Sinnot was twisting the truth. But then he always had. They'd thrown him more than a few crumbs of research. They were getting nowhere when they hired him as a lab assistant. The researchers had all read his papers, so they began discussing theories and problems with him in the canteen.

After a while he was attending weekly debriefings. He went over their findings with meticulous care and suggested new lines of enquiry. Suggestions that led to breakthroughs and the project's first real successes. He hadn't done this alone, but they had been struggling until he joined the project.

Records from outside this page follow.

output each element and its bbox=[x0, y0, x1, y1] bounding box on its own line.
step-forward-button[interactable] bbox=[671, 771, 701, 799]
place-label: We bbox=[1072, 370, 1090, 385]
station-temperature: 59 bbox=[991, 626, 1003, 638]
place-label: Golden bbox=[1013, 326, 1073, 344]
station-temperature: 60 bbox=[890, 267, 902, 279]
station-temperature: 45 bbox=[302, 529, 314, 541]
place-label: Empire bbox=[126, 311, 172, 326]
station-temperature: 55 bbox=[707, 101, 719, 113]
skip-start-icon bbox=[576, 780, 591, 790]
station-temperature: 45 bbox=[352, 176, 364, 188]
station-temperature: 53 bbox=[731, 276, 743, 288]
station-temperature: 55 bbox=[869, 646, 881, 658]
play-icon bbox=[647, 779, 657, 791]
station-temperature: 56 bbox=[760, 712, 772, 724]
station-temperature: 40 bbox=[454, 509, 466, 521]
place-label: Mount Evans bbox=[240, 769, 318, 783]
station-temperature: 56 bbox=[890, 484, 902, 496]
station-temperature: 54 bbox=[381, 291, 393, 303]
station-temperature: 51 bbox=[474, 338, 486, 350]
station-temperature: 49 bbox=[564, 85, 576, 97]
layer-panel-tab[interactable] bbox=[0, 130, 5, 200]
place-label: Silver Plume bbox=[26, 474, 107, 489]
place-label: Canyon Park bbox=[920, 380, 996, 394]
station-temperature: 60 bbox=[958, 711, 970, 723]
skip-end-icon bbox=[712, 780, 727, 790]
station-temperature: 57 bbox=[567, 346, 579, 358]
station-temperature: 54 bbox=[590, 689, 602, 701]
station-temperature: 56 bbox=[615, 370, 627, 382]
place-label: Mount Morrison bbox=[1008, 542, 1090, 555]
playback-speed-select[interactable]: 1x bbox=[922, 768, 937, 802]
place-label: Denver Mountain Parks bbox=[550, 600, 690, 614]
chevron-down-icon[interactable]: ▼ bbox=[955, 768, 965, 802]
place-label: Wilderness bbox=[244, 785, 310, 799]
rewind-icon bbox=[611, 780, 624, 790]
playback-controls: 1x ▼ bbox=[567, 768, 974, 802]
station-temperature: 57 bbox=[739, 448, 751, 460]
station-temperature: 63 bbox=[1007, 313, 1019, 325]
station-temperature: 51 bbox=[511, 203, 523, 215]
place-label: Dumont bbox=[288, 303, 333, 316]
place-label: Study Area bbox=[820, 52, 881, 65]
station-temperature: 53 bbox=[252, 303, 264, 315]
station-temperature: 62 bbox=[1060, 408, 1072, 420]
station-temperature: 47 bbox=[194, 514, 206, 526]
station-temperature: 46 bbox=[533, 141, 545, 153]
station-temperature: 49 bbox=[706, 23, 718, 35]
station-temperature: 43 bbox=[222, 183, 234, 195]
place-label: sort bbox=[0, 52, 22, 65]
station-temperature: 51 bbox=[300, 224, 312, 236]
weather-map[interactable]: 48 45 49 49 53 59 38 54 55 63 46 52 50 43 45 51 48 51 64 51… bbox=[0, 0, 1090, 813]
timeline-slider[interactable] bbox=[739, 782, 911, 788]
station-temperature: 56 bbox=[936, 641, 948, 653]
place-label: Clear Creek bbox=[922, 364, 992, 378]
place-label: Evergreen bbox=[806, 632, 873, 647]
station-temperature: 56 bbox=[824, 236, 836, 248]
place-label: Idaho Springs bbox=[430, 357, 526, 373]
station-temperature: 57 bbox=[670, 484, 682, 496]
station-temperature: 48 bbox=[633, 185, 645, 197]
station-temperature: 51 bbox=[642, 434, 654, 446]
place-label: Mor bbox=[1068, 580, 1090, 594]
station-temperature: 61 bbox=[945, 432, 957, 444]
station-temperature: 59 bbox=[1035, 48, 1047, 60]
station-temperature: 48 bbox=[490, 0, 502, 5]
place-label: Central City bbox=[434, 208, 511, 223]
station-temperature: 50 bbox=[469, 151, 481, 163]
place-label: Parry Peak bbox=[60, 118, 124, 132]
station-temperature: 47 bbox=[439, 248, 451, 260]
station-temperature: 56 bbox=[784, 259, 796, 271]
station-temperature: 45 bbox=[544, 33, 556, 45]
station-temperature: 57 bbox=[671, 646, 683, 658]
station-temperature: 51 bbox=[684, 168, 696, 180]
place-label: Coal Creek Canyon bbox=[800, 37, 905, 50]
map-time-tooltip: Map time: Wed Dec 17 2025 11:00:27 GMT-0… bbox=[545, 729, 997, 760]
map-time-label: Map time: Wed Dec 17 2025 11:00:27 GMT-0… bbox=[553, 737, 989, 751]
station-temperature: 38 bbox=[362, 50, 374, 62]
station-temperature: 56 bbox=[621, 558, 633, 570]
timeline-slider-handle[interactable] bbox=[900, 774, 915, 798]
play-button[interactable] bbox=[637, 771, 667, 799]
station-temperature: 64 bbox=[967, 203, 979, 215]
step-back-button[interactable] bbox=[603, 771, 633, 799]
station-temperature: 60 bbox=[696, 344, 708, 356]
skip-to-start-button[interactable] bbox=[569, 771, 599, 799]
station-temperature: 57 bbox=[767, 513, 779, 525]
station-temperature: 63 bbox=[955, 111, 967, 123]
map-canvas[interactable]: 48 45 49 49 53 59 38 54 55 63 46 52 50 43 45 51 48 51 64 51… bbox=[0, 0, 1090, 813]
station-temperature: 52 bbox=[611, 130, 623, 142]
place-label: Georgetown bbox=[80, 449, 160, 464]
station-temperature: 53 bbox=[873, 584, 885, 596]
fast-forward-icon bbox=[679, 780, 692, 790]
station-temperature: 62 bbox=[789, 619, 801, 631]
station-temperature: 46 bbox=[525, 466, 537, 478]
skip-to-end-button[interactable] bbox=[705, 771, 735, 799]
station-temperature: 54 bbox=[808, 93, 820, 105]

The whole time this was happening Sinnot had been promising Greaves a full time research fellowship. Dangling it in front of him like a carrot. But the fellowship never materialised and they kept paying him the tiny pittance he got as a lab assistant.

Sinnot never ran out of excuses as to why Greaves hadn't been made a fellow on the project. It was always just around the corner, it was only a matter of funding, or bureaucratic procedure, or a company policy hurdle that needed to be overcome.

Finally Sinnot realised that Greaves knew far too much about a project his shadowy pay masters wanted to keep secret. He probably figured it was cheaper to get rid of Greaves than to buy him off with a fellowship and tie him into the project. Whatever the case, Greaves narrowly escaped with his life and went underground.